Experimental research findings on white space (for language design and style guides)?


What does experimental research say about white space in code? Let me be specific: I'm talking about cognitive studies that compare how quickly and effectively people can read and grasp visual information that comes across in different formats.

Let's say you were designing a new computer language and had to make some decisions that affect how the source code looks. Or you were simply writing a style guide for a new language and wanted to make recommendations. Relevant topics might be identifier style (snake_cased_identifiers vs. camelCaseIdentifiers / PascalCaseIdentifiers), horizontal indentation, documentation styles, or vertical spacing.

I'm intentionally asking this question in this way to avoid recommendations such as:

  • "it doesn't matter (without justification for the claim)"
  • "do what the community already recommends for language X."

I don't want a flame war between people that support differing approaches; rather, I'd like to know what experimental research has to say about the matter. (And I don't expect any particular study to necessarily be completely 'objective' or 'neutral'.)

To give a 'squishier' motivation for this question: People appreciate white space in code, when reading documents, and in art (such as listening to music). These fields all put a big emphasis on the importance of space.

So, thanks, I'd appreciate to hear what the studies have to say. To be clear, I'm not ruling out the importance of style and art -- I actually would hope that the wisdom from these worlds will show up in experimental studies.

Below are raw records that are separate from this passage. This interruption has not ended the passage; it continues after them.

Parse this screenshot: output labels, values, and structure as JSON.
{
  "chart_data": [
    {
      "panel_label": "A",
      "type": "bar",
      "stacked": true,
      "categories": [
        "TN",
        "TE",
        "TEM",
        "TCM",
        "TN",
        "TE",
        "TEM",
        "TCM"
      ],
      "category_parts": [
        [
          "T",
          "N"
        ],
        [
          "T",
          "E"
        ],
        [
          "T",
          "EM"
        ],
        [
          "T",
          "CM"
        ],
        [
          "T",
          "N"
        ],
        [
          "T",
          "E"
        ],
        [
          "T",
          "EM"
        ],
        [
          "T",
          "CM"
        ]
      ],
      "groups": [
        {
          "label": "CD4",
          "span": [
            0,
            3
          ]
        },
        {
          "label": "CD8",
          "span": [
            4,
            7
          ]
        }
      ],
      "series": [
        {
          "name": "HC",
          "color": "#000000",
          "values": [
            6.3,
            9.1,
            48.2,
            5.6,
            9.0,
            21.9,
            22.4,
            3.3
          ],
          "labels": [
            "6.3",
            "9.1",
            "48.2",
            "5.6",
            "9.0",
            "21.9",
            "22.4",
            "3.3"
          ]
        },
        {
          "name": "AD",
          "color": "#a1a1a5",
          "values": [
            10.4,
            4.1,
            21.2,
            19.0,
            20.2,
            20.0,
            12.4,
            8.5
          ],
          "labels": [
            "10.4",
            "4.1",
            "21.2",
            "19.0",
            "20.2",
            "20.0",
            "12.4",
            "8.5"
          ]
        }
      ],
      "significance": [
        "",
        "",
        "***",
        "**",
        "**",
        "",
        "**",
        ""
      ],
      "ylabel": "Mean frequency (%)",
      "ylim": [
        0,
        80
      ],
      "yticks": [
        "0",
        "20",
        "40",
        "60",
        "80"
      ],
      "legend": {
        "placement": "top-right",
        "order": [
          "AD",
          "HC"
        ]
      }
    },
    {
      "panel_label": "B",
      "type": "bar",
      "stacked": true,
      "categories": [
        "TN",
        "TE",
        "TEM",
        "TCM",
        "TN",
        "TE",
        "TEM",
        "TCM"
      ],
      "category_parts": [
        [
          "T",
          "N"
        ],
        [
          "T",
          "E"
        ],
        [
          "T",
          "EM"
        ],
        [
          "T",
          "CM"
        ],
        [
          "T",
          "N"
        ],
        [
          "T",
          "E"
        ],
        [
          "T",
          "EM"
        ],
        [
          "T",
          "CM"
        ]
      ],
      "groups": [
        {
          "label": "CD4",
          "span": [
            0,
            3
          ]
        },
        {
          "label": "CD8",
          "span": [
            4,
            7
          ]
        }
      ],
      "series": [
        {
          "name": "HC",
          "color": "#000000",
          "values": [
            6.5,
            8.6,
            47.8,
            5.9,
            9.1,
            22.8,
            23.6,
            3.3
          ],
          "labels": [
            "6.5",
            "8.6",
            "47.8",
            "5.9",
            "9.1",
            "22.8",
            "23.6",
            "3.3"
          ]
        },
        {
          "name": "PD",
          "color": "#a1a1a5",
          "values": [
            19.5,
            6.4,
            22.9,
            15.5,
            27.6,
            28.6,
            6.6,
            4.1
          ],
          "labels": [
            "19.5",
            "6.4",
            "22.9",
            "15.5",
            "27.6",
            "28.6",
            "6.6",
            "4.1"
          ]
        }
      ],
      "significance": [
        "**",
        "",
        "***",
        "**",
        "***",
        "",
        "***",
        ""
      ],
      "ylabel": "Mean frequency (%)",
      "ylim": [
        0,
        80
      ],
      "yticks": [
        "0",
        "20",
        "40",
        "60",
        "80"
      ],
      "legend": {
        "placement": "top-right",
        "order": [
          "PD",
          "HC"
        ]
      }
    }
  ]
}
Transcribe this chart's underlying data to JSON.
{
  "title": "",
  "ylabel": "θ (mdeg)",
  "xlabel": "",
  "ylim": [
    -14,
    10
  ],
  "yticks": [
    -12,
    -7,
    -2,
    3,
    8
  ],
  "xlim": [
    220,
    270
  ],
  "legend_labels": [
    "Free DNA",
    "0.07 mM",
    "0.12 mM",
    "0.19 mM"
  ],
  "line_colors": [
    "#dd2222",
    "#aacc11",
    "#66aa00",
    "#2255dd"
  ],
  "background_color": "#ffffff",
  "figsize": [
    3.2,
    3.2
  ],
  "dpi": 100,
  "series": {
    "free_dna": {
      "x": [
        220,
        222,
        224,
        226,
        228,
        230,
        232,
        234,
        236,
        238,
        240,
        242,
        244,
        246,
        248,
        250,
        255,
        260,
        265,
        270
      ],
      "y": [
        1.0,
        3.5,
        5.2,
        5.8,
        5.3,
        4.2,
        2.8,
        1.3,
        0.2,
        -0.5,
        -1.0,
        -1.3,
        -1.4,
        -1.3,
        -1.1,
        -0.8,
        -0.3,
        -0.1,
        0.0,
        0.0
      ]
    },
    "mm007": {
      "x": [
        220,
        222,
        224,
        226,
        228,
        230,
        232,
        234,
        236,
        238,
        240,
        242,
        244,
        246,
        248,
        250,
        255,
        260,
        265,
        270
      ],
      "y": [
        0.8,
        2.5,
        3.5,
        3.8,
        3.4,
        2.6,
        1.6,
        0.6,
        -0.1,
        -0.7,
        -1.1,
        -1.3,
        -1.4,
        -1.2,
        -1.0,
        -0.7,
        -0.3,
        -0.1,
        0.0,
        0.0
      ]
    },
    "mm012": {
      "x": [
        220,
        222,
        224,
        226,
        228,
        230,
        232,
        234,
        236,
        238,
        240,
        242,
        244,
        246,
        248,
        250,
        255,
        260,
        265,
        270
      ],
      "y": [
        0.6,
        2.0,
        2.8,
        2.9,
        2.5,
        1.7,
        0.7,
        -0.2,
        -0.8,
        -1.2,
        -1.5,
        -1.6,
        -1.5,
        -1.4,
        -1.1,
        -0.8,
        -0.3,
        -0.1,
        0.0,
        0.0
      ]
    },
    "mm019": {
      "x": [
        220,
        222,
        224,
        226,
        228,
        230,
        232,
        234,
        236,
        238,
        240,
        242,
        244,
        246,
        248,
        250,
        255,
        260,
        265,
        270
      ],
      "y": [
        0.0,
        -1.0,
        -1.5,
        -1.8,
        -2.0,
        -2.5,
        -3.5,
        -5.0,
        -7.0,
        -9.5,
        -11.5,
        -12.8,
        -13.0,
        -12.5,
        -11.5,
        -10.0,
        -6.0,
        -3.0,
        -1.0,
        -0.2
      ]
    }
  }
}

In summary, if you can, please touch on one or more of the following:

  • variable naming convention
  • horizontal indentation
  • horizontal alignment (align the equal signs across multiple lines?)
  • vertical spacing

Solution

  • There is an annual IEEE conference titled the International Conference on Program Comprehension (ICPC) which often has experimental studies on program comprehension. The most relevant that I found from the past three years are:

    • An Eye Tracking Study on camelCase and under_score Identifier Styles "While results indicate no difference in accuracy between the two styles, subjects recognize identifiers in the underscore style more quickly."

    • To camelcase or under_score "Results indicate that camel casing leads to higher accuracy among all subjects regardless of training, and those trained in camel casing are able to recognize identifiers in the camel case style faster than identifiers in the underscore style."

    In addition to the computer-science specific cognitive literature, there are studies about online and hypertext reading:

    • [Chaparro, 2005] Reading Online Text with a Poor Layout: Is Performance Worse? by Barbara S. Chaparro, A. Dawn Shaikh, & J. Ryan Baker, Usability News, Volume 7, Issue 1, February 2005.

    • [Lin, 2004] Evaluating older adults' retention in hypertext perusal: impacts of presentation media as a function of text topology by Dyi-Yih Michael Lin in "Computers in Human Behavior", Volume 20, Issue 4, July 2004, Pages 491-503. Available from ScienceDirect

    • Cognitive load in hypertext reading: A review by Diana DeStefano and Jo-Anne LeFevre.

    These papers less directly address the question, but I mention them in hopes that they provide some context. The first two references were found thanks Michael Suodenjoki's blog post entitled White space matters in program source code.